En El informe de la minoría (1956), Philip K. Dick describe un mundo que ha suprimido el delito gracias a “la teoría del precrimen”. Unos ordenadores registran “las palabras ininteligibles” que farfullan tres “mutantes premonitores”, estructuran ese galimatías y generan los correspondientes informes. Cuando dos de ellos anticipan una transgresión, se arresta al sospechoso antes de que pueda perpetrarla. “El precrimen ha reducido las fechorías en un 99%”, alardea John Anderton, jefe de policía y protagonista del relato. “Apenas si se dan casos de traición o asesinato”.
Suena utópico, pero de los valores políticos que más apreciamos la seguridad es probablemente el más asequible.
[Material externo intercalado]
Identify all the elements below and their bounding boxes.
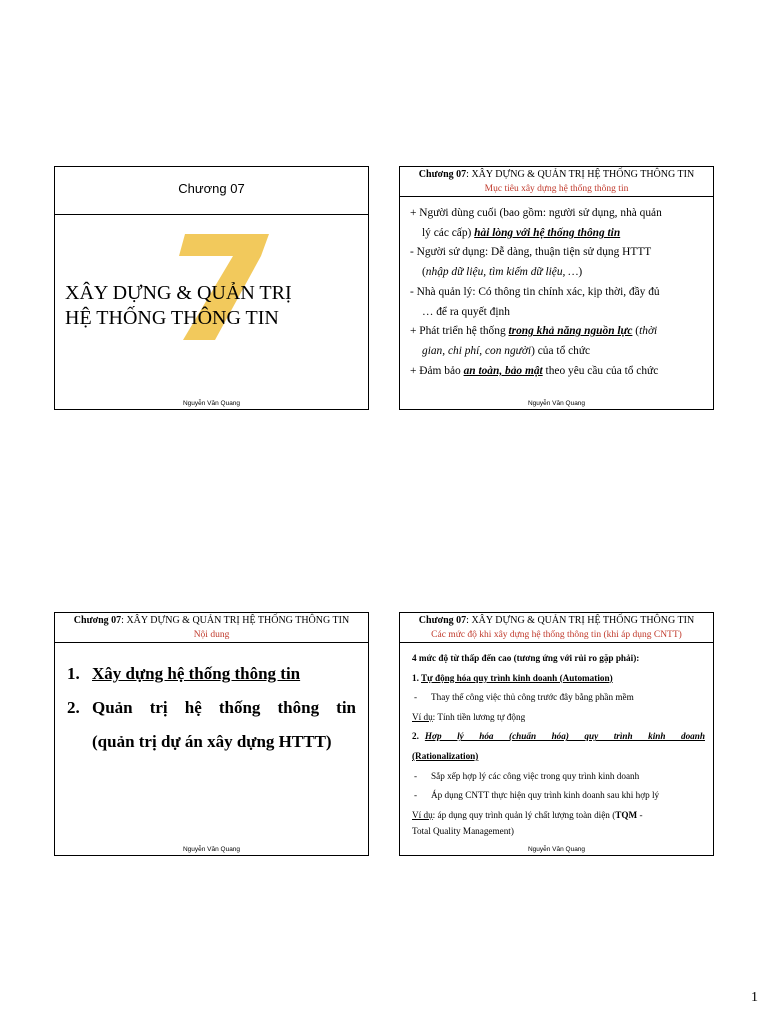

Al Nobel Gary Becker le preguntaron hace unos años si algún día podríamos acabar con la delincuencia. “Es posible”, respondió, “pero no creo que sea deseable”. En su opinión, salía demasiado caro y la mayor parte de los regímenes optaban por buscar un equilibrio entre la ventaja de reducir los delitos y el coste que conllevaba en términos de libertad y justicia. “Y ese equilibrio se halla en un punto en el que quedan infractores sueltos”.
Xi Jinping no opina lo mismo. En la región de Sinkiang, agitada desde 2009 por el nacionalismo uigur, ha puesto en marcha un programa que, mediante análisis de datos y algoritmos, arranca de raíz cualquier conato de violencia. “En los dos últimos años”, escribe Christina Larson en la MIT Technology Review, “se han instalado miles de puntos de control en los accesos a autovías, mezquitas y centros comerciales en los que los paseantes deben identificarse. Los uigures también tienen que instalar en sus móviles aplicaciones que monitorizan sus contactos y las páginas web que visitan. Finalmente, funcionarios de policía visitan regularmente sus casas para ver cuánta gente vive en ellas, las veces que rezan al día, si han viajado al extranjero o qué libros tienen”.
Como en la ficción de Philip K. Dick, este torrente caótico de información es procesado y estructurado por unos potentes ordenadores, que predicen quién puede suponer una amenaza. “Aunque se ignoran los detalles del algoritmo”, sigue Larson, “se sospecha que alerta de comportamientos como la visita a una mezquita concreta, la compra de cantidades excesivas de gasolina o la recepción de llamadas o correos del exterior. Los ciudadanos señalados reciben la visita de la policía, que puede detenerlos e internarlos en prisión o en campos de reeducación”, donde se les “instila patriotismo y desaprenden creencias religiosas”.
¿Y qué tal funciona? En las ciudades de Sinkiang no se mueve, desde luego, ni un papel. Apenas si se dan casos de traición y crimen. Emily Feng, una periodista del Financial Times que visitó Kashgar en junio, tituló su crónica “¿Dónde se ha metido la gente?” Xi considerará esa paz una prueba más del dominio alcanzado por China en inteligencia artificial, pero el relato de Dick apunta algunas limitaciones de la teoría del precrimen. Cuando arranca la acción, dos mutantes generan una predicción en la que Anderton mata a un militar al que no ha visto en su vida. El jefe de policía comprende en seguida que está siendo víctima de un complot para arrebatarle el cargo y, al exponérselo a su esposa, esta observa cándidamente: “Me gustaría saber cuántas veces habrá ocurrido esto antes […]. Tal vez una enorme cantidad de reclusos están en tu misma situación”.
Es lo que ocurre cuando no hace falta cuerpo del delito para que haya delito. “En nuestra sociedad”, admite Anderton, “no tenemos grandes crímenes, pero tenemos un centro de detención lleno de criminales. […] Nosotros afirmamos que son culpables. Y ellos, a su vez, insisten en que son inocentes. Y en cierto sentido lo son”.